On 30 September, City Press reported that the Department of Public Works had approved a budget in March in 2011, to revamp President Zuma’s private residence in Nkandla, in KwaZulu-Natal. Proposed renovations include building helipads, sports fields, underground bunkers and fencing the entire complex.
The article caused a huge public outcry, to which Nxesi initially responded by saying that the upgrade was in line with the Ministerial Handbook. It authorised the state to pay for security-related renovations of the private residences of Cabinet ministers, he said, adding that the Nkandla homestead was a “national key point” and that information relating to such a key point was protected by the National Key Points Act.
Corruption Watch writes to Nxesi
On 4 October, a week after the City Press report, Corruption Watch wrote to the Department of Public Works seeking clarity. Corruption Watch referred to the interpretation of Annexure E of the Ministerial Handbook by Constitutional law expert Pierre de Vos, that the maximum amount that could be contributed by the state towards security measures at the private residences of Cabinet ministers was R100 000.

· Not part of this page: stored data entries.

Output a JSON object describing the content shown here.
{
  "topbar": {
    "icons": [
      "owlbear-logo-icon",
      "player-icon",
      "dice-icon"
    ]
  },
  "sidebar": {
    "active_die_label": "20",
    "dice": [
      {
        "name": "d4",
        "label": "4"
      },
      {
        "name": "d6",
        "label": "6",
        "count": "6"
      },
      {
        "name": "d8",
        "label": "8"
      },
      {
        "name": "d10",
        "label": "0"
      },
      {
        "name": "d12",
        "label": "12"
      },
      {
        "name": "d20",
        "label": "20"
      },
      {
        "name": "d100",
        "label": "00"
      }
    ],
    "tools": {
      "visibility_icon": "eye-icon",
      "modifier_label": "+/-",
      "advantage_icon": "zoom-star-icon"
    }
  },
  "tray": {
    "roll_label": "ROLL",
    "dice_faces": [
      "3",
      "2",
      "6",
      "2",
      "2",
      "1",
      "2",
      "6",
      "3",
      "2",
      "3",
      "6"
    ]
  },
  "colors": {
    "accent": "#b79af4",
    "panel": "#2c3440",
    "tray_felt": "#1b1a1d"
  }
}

The organisation sent the minister a list of questions to ascertain whether the department had indeed approved the R203-million upgrade of the Nkandla homestead.
The department was given until Friday, 12 October to respond to Corruption Watch’s questions. When Nxesi did not respond, the organisation wrote another letter, dated 15 October, urging the department to respond. The department responded in writing on the following day, on 16 October.
Nxesi responds to Corruption Watch
In his response, Nxesi said that when Zuma was elected president, it was understood that his security would have to be beefed up. An expert team comprising members of the departments of Police, Defence and State Security reviewed the state standards for the security of dignitaries.
As a result, new capacity was requested for Nkandla, in and surrounding the private residence of President Zuma, the letter read. The minister asserted that the upgrade was in line with the Ministerial Handbook, which provided that his department would be responsible for the “security arrangements for private residence used for official purposes”.
He explained that Annexure E of the handbook dealt with security measures at the private residences of public office bearers only, and that because Nkandla was used for private and official purposes, Annexure E did not apply to it.
He denied claims made in the media that the renovations cost R203-million, adding that such information could not be disclosed as it was classified.
Then, on 26 October, Corruption Watch responded to Nxesi’s letter, saying that his response was inadequate. “Your response fails to address the concerns raised in the media about the Nkandla homestead upgrade, which are concerns echoed by members of the public that report to Corruption Watch,” the organisation said.
In this letter, it called for further engagement with the department in an on-going attempt to promote transparency. However, the department has neither responded to the organisation’s third letter nor acknowledged receipt of it.
Civil society and media response to National Key Points Act
Rights group Right2Know Campaign has condemned the minister for invoking the apartheid-era National Key Points Act to avoid answering questions on the Nkandla upgrade. It believes that this law is unconstitutional and has provided too much cover for politicians and officials who want to abuse “national security” imperatives to protect themselves and their actions from public scrutiny.
On 4 October, Right2Know launched an access to information request, using the Promotion of Access to Information Act (PAIA), for the minister of police to reveal the list of national key points across South Africa.
In early July, the Mail & Guardian Centre for Investigative Journalism, amaBhungane, launched a PAIA application for financial and contracting records relating to the Nkandla upgrade. In August, the department refused the request, saying that the information was classified because Nkandla was a national key point.
What Corruption Watch plans to do
Corruption Watch will continue to use its reporting platforms to encourage and receive reports about the abuse of public resources. The organisation will also publicise any further engagement with the Department of Public Works in the spirit of transparency and sharing of information. It will also continue to monitor the department’s responses to the PAIA requests initiated by other civil society organisations and media houses.
Corruption Watch is not only interested in the scale of funding, even if the R203-million was justifiable to upgrade Nkandla; the question remains whether the rules were followed in procuring these goods and services. Is the massive expense of the renovations partly attributable to corruption or maladministration in the procurement process?
The organisation will continue to pose questions about whether the money was all spent on upgrading security and whether correct the tender processes were followed.
In the past month, Corruption Watch has written a series of letters to Public Works Minister Thulas Nxesi seeking an explanation for and clarity on the department’s reported plan to spend R203-million upgrading President Zuma’s private residence in Nkandla.